Stop Building SPAs for Every Screen: htmx + ASP.NET Core Razor Pages Workshop (Open)
- Chris Woodruff
- January 14, 2026
- htmx
- .NET, asp.net core, C#, dotnet, htmx, programming
- 0 Comments
If your default move for “modern UX” is a SPA, you are paying a tax you do not need. You pay for it in build pipelines, duplicated validation rules, fragile client state, and a front end that turns routine CRUD into an engineering project.
This workshop is a different bet. We keep the server in charge, keep HTML as the interface, and still ship interactions that feel sharp. Razor Pages stays at the center. htmx becomes the small layer that turns clicks and form posts into targeted fragment updates.
I am opening the full workshop materials to everyone. You can clone the repository, run the starter app, and work through the labs at your own pace.
You can find the workshop instructions here. https://htmx-workshop.com/
The GitHub repo for the workshop is here. https://github.com/cwoodruff/htmx-razor-workshop
What You Will Learn
Hypermedia, in Practical Terms
Links and forms are state transitions. The browser requests the next UI state. The server responds with HTML that represents that state. You inspect it, you swap it, you move on.
The htmx Mental Model
You will learn one loop and reuse it across every lab.
- Pick a fragment boundary
- Wrap it with a stable id
- Trigger a request
- Return a fragment
- Swap it into place
Hands-On Labs that Map to Real Work
You will build a small Razor Pages app and evolve it through patterns you can reuse on Monday.

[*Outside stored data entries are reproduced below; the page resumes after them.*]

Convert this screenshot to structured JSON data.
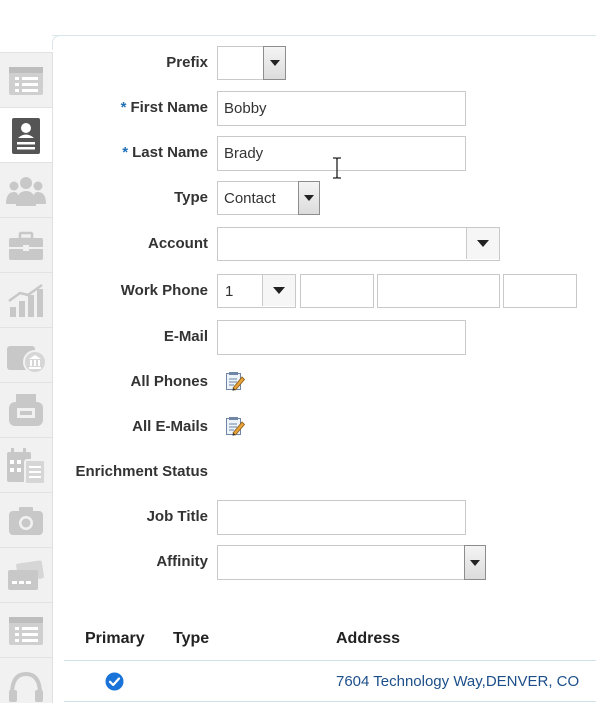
{
  "form": {
    "prefix_label": "Prefix",
    "prefix_value": "",
    "first_name_label": "First Name",
    "first_name_value": "Bobby",
    "last_name_label": "Last Name",
    "last_name_value": "Brady",
    "required_marker": "*",
    "type_label": "Type",
    "type_value": "Contact",
    "account_label": "Account",
    "account_value": "",
    "work_phone_label": "Work Phone",
    "work_phone_country": "1",
    "work_phone_area": "",
    "work_phone_number": "",
    "work_phone_ext": "",
    "email_label": "E-Mail",
    "email_value": "",
    "all_phones_label": "All Phones",
    "all_emails_label": "All E-Mails",
    "enrichment_label": "Enrichment Status",
    "job_title_label": "Job Title",
    "job_title_value": "",
    "affinity_label": "Affinity",
    "affinity_value": ""
  },
  "address_table": {
    "columns": [
      "Primary",
      "Type",
      "Address"
    ],
    "rows": [
      {
        "primary": true,
        "type": "",
        "address": "7604 Technology Way,DENVER, CO"
      }
    ]
  },
  "sidebar": {
    "items": [
      "list-icon",
      "contact-card-icon",
      "people-icon",
      "briefcase-icon",
      "chart-icon",
      "bank-icon",
      "printer-icon",
      "calendar-icon",
      "camera-icon",
      "cards-icon",
      "list-icon",
      "headset-icon"
    ],
    "active_index": 1
  },
  "colors": {
    "accent": "#1f6fb7",
    "link": "#1c4f8a",
    "check": "#1a73d9"
  }
}
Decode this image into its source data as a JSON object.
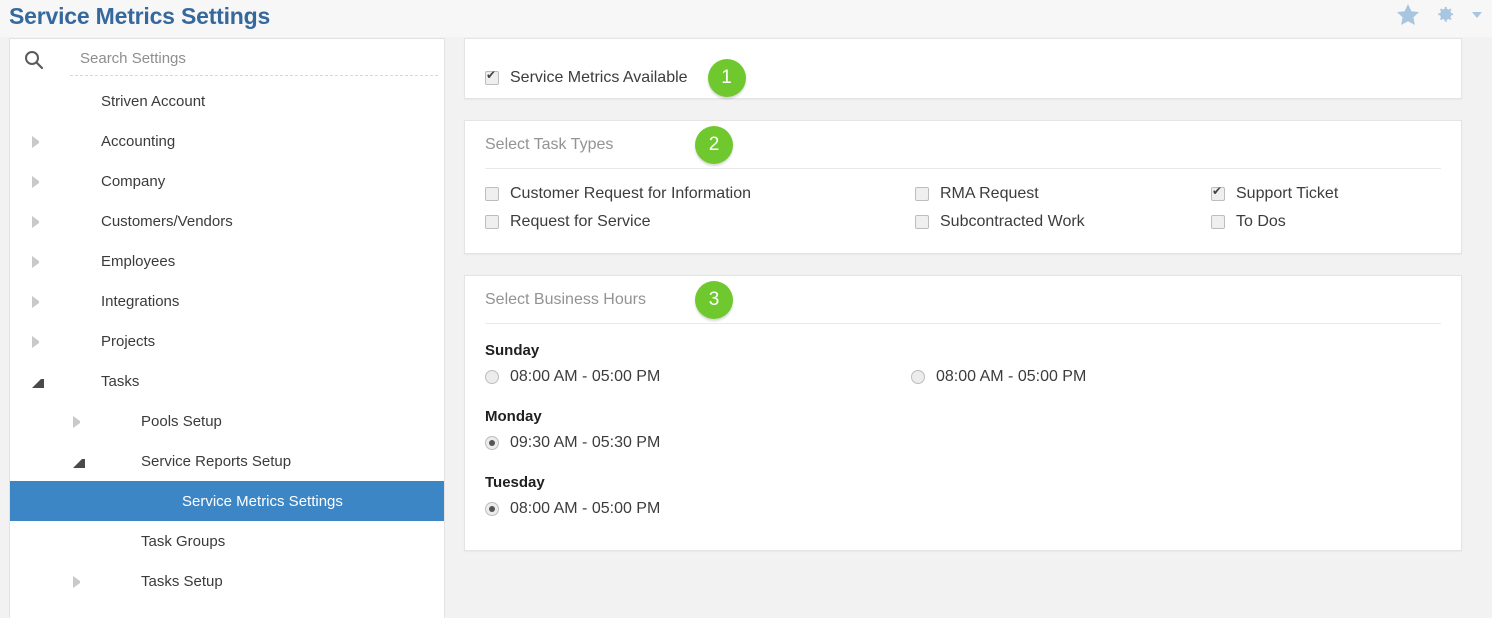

- Fragment-first composition with partials and stable targets
- Partial updates with
hx-getandhx-post - Server-side validation with immediate feedback and clean invalid flows
- Details panel or modal, confirm delete, paging and filtering with history support
- Variable sub-collections, dependent dropdowns, and long-running work with polling
- Out-of-band updates for messages and status
Who Should Join
You already know C# and Razor Pages. You want modern interactions without a client-side app taking over your architecture. You want to debug with DevTools and server logs, not with a maze of client state and side effects.
Why this Matters
Many teams keep adding JavaScript stacks to solve problems created by leaving the web platform behind. If you can deliver the same experience with server-rendered fragments, you reduce surface area and regain control.
How to Participate
Clone the repo, run the app, and follow the lab documents in order. Each lab is designed as a sequence of small, testable changes. You can apply the patterns page by page in a real product without a rewrite.
Help Me Improve It
If you find a bug, a confusing step, or a missing explanation, please share what you saw and how to reproduce it. The strongest way is to open an issue in the GitHub repository with:
- What you expected
- What happened instead
- Steps to reproduce
- Your environment details (OS, .NET SDK version, IDE)
- Screenshots or snippets when useful
If you prefer, send the details directly, and I will capture them as an issue.
If your current stack claims a SPA is mandatory for every screen, run this workshop. Then decide which complexity you still want to carry.